RAM is still cheaper than 10 years ago. Every time you ask "are RAM prices killing X?" ask yourself if we had X 10 years ago.

I'm not sure this holds up when you look at the actual numbers. In 2016, you could get a DDR4-2400 16GB kit for $81 [1], and a comparable G.SKILL Ripjaws V kit was around $52 [2]. Today (January 2026), that same G.SKILL kit costs $105-146 [3], and most 16GB DDR4 kits are running $95-150 [4]. So RAM is actually more expensive now than it was 10 years ago, not cheaper.

The "did we have X 10 years ago" argument also misses a a lot of modern software requirements. Yes, we had mid-range laptops and budget gaming PCs in 2016, but the memory footprint of everyday applications has exploded since then. Electron-based apps (Slack, Teams, VS Code, Discord) routinely consume 500MB-1GB+ each [5], and it's entirely normal to have multiple running simultaneously. A typical "light" workload in 2026 easily uses 2-3x the RAM that a comparable workflow needed in 2016.

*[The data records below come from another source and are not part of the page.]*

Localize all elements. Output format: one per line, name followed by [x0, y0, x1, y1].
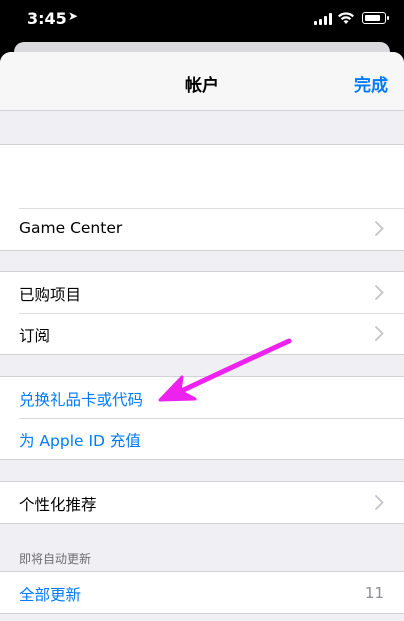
battery-icon — [362, 12, 389, 24]
purchased-label: 已购项目 — [19, 286, 82, 304]
chevron-right-icon — [375, 221, 384, 236]
account-sheet: 帐户 完成 Game Center 已购项目 订阅 兑换礼品卡或代码 为 App… — [0, 52, 404, 621]
purchases-group: 已购项目 订阅 — [0, 271, 404, 355]
add-funds-link[interactable]: 为 Apple ID 充值 — [19, 429, 141, 451]
redeem-gift-card-link[interactable]: 兑换礼品卡或代码 — [19, 388, 143, 410]
profile-row[interactable] — [0, 145, 404, 208]
chevron-right-icon — [375, 326, 384, 341]
personalized-recommendations-row[interactable]: 个性化推荐 — [0, 482, 404, 523]
cellular-signal-icon — [314, 13, 332, 25]
purchased-row[interactable]: 已购项目 — [0, 272, 404, 313]
game-center-row[interactable]: Game Center — [0, 208, 404, 250]
status-bar: 3:45 ➤ — [0, 0, 404, 42]
page-title: 帐户 — [185, 76, 219, 96]
redeem-gift-card-row[interactable]: 兑换礼品卡或代码 — [0, 377, 404, 418]
done-button[interactable]: 完成 — [354, 71, 388, 96]
personalized-group: 个性化推荐 — [0, 481, 404, 524]
profile-group: Game Center — [0, 144, 404, 251]
navigation-bar: 帐户 完成 — [0, 52, 404, 111]
game-center-label: Game Center — [19, 219, 123, 237]
status-time: 3:45 — [27, 9, 67, 28]
subscriptions-label: 订阅 — [19, 327, 51, 345]
update-all-button[interactable]: 全部更新 — [19, 583, 81, 605]
update-all-row[interactable]: 全部更新 11 — [0, 572, 404, 613]
wifi-icon — [338, 12, 354, 24]
chevron-right-icon — [375, 495, 384, 510]
personalized-recommendations-label: 个性化推荐 — [19, 496, 97, 514]
location-arrow-icon: ➤ — [68, 9, 79, 23]
add-funds-row[interactable]: 为 Apple ID 充值 — [0, 418, 404, 459]
gift-group: 兑换礼品卡或代码 为 Apple ID 充值 — [0, 376, 404, 460]
update-count: 11 — [364, 584, 384, 602]
updates-group: 全部更新 11 — [0, 571, 404, 614]
battery-level — [364, 14, 380, 21]
section-header-updates: 即将自动更新 — [19, 552, 92, 566]
chevron-right-icon — [375, 285, 384, 300]
subscriptions-row[interactable]: 订阅 — [0, 313, 404, 354]
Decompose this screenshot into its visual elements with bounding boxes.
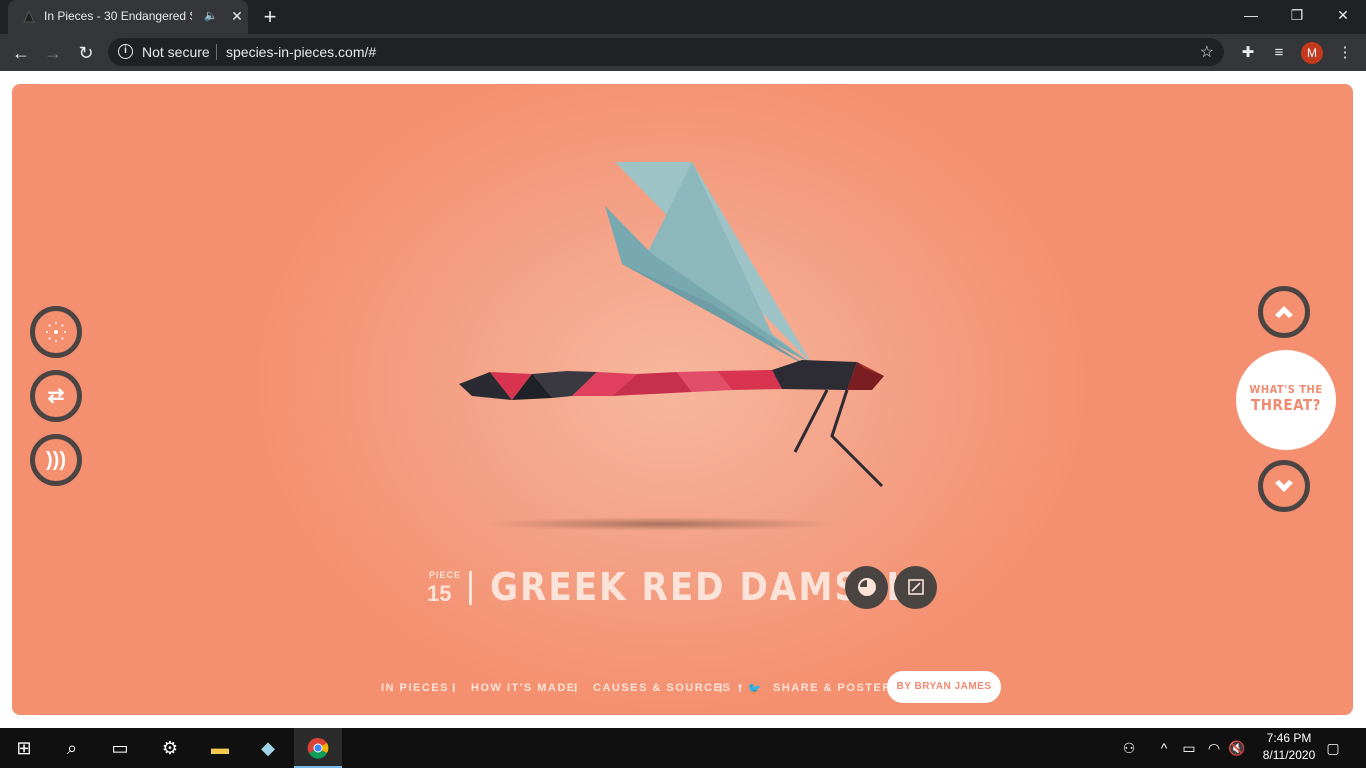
piece-number: 15	[427, 581, 452, 606]
footer-separator: I	[452, 681, 456, 695]
search-icon[interactable]: ⌕	[48, 728, 96, 768]
media-control-icon[interactable]: ≡	[1268, 42, 1290, 64]
windows-taskbar: ⊞ ⌕ ▭ ⚙ ▬ ◆ ⚇ ^ ▭ ◠ 🔇 7:46 PM 8/11/2020 …	[0, 728, 1366, 768]
social-icons[interactable]: f 🐦	[738, 682, 763, 695]
clock-time[interactable]: 7:46 PM	[1254, 731, 1324, 745]
by-bryan-james-button[interactable]: BY BRYAN JAMES	[887, 671, 1001, 703]
new-tab-button[interactable]: +	[258, 4, 282, 30]
footer-link-in-pieces[interactable]: IN PIECES	[381, 682, 449, 694]
thorax	[772, 360, 857, 390]
back-arrow-icon[interactable]: ←	[8, 40, 34, 66]
bookmark-star-icon[interactable]: ☆	[1200, 42, 1214, 62]
battery-icon[interactable]: ▭	[1178, 738, 1200, 758]
settings-gear-icon[interactable]: ⚙	[146, 728, 194, 768]
footer-link-causes-sources[interactable]: CAUSES & SOURCES	[593, 682, 731, 694]
greek-red-damsel-illustration	[459, 162, 884, 488]
browser-tab[interactable]: In Pieces - 30 Endangered Species 🔈 ✕	[8, 0, 248, 34]
species-canvas: ⇄ ))) WHAT'S THE THREAT? PIECE 15 GREEK …	[12, 84, 1353, 715]
footer-link-how-its-made[interactable]: HOW IT'S MADE	[471, 682, 576, 694]
minimize-button[interactable]: —	[1228, 0, 1274, 30]
clock-date[interactable]: 8/11/2020	[1254, 748, 1324, 762]
volume-muted-icon[interactable]: 🔇	[1226, 738, 1248, 758]
url-text[interactable]: species-in-pieces.com/#	[226, 44, 376, 60]
site-info-icon[interactable]: i	[118, 44, 133, 59]
restore-button[interactable]: ❐	[1274, 0, 1320, 30]
browser-toolbar: ← → ↻ i Not secure species-in-pieces.com…	[0, 34, 1366, 71]
chrome-taskbar-icon[interactable]	[294, 728, 342, 768]
omnibox-divider	[216, 44, 217, 60]
piece-label: PIECE	[429, 570, 462, 580]
tray-overflow-icon[interactable]: ^	[1153, 738, 1175, 758]
leg-hind	[830, 389, 884, 488]
windows-start-icon[interactable]: ⊞	[0, 728, 48, 768]
forward-arrow-icon[interactable]: →	[40, 40, 66, 66]
notifications-icon[interactable]: ▢	[1322, 738, 1344, 758]
reload-icon[interactable]: ↻	[73, 40, 99, 66]
people-icon[interactable]: ⚇	[1118, 738, 1140, 758]
title-divider	[469, 571, 472, 605]
page-viewport: ⇄ ))) WHAT'S THE THREAT? PIECE 15 GREEK …	[0, 71, 1366, 728]
chrome-logo-icon	[307, 737, 329, 759]
extensions-puzzle-icon[interactable]: ✚	[1237, 42, 1259, 64]
ground-shadow	[482, 517, 842, 531]
profile-avatar[interactable]: M	[1301, 42, 1323, 64]
browser-tab-strip: In Pieces - 30 Endangered Species 🔈 ✕ + …	[0, 0, 1366, 34]
app-icon[interactable]: ◆	[244, 728, 292, 768]
window-close-button[interactable]: ✕	[1320, 0, 1366, 30]
leg-front	[793, 389, 829, 453]
pie-chart-icon	[857, 578, 876, 596]
status-chart-button[interactable]	[845, 566, 888, 609]
resize-arrow-icon	[907, 579, 924, 595]
chrome-menu-icon[interactable]: ⋮	[1334, 42, 1356, 64]
task-view-icon[interactable]: ▭	[96, 728, 144, 768]
wifi-icon[interactable]: ◠	[1203, 738, 1225, 758]
expand-info-button[interactable]	[894, 566, 937, 609]
audio-playing-icon[interactable]: 🔈	[204, 9, 218, 22]
address-bar[interactable]: i Not secure species-in-pieces.com/# ☆	[108, 38, 1224, 66]
footer-separator: I	[719, 681, 723, 695]
file-explorer-icon[interactable]: ▬	[196, 728, 244, 768]
footer-separator: I	[574, 681, 578, 695]
security-status[interactable]: Not secure	[142, 44, 210, 60]
site-favicon-icon	[23, 10, 35, 23]
tab-close-icon[interactable]: ✕	[228, 7, 246, 25]
tab-title: In Pieces - 30 Endangered Species	[44, 9, 192, 23]
footer-link-share-poster[interactable]: SHARE & POSTER	[773, 682, 892, 694]
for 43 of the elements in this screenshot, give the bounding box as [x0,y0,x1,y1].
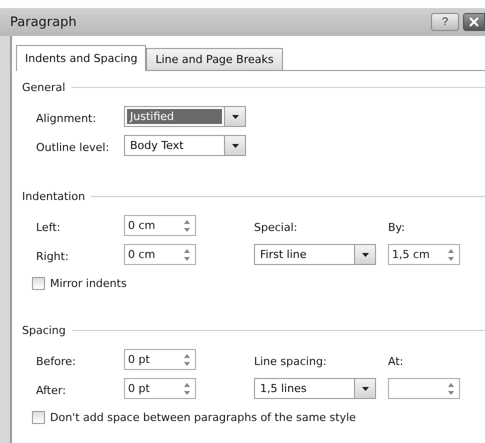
spin-field[interactable]: 0 pt [124,378,196,399]
field-label: Right: [36,250,70,265]
close-icon [469,17,479,27]
field-label: Outline level: [36,141,110,156]
field-label: Alignment: [36,112,98,127]
section-heading: Indentation [22,190,86,203]
help-button[interactable]: ? [431,13,459,31]
checkbox[interactable] [32,411,45,424]
field-label: Left: [36,221,62,236]
spin-field[interactable]: 1,5 cm [388,244,460,265]
spin-field[interactable] [388,378,460,399]
section-heading: General [22,81,66,94]
checkbox-label: Don't add space between paragraphs of the same style [50,411,356,424]
dropdown-arrow-icon [232,144,238,148]
spin-arrows-icon[interactable] [447,382,455,396]
spin-arrows-icon[interactable] [183,352,191,366]
tab[interactable]: Indents and Spacing [16,45,146,71]
spin-arrows-icon[interactable] [183,382,191,396]
dropdown-arrow-icon [362,386,368,390]
checkbox-label: Mirror indents [50,277,127,290]
dropdown-arrow-icon [362,252,368,256]
checkbox[interactable] [32,277,45,290]
close-button[interactable] [463,13,485,31]
field-label: Line spacing: [254,355,328,370]
dropdown-field[interactable]: 1,5 lines [254,378,376,399]
spin-arrows-icon[interactable] [183,248,191,262]
spin-field[interactable]: 0 cm [124,215,196,236]
field-label: Special: [254,221,298,236]
field-label: Before: [36,355,77,370]
tab[interactable]: Line and Page Breaks [146,48,283,70]
field-label: At: [388,355,404,370]
dropdown-field[interactable]: Justified [124,106,246,127]
section-heading: Spacing [22,324,66,337]
spin-arrows-icon[interactable] [183,218,191,232]
field-label: By: [388,221,406,236]
spin-arrows-icon[interactable] [447,248,455,262]
dropdown-field[interactable]: Body Text [124,135,246,156]
spin-field[interactable]: 0 cm [124,244,196,265]
window-title: Paragraph [10,14,78,30]
field-label: After: [36,384,67,399]
spin-field[interactable]: 0 pt [124,349,196,370]
dropdown-field[interactable]: First line [254,244,376,265]
dropdown-arrow-icon [232,114,238,118]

So we're getting squeezed from both sides: applications demand more memory whilst memory itself costs more. An 8GB laptop was perfectly serviceable for office work in 2016; in 2026, it's borderline unusable with a few Chrome tabs and Teams open. The same kit that cost $55 in June 2025 now costs $150 [2, again]. That's a 150%+ increase in six months, pushing capable systems out of reach for budget-conscious users precisely when software bloat is making RAM more essential than ever.

[1] https://gamersnexus.net/industry/3212-ram-price-investigatio... [2] https://gamersnexus.net/news/ram-wtf [3] https://www.newegg.com/p/pl?d=ddr4+ram+8gb [4] https://pcpartpicker.com/trends/price/memory/ [5] https://josephg.com/blog/electron-is-flash-for-the-desktop/

  • I don't think people really understand how big of a wall outside of GPU/TPUs the CPU, ram and even flash market has hit. We're paying as much if not more for the same stuff we were buying 4-5 years ago.

    I do think we're more efficient and matrix operations are better (again, GPU/TPUs), but by and large, the computer hardware world has stopped exponential growth.

    The period from 1990 to 2005 was amazing. Both in transistor counts and clock speed, it seemed like we were nearly *doubling* performance with every new generation. Memory and disk space had similar gains.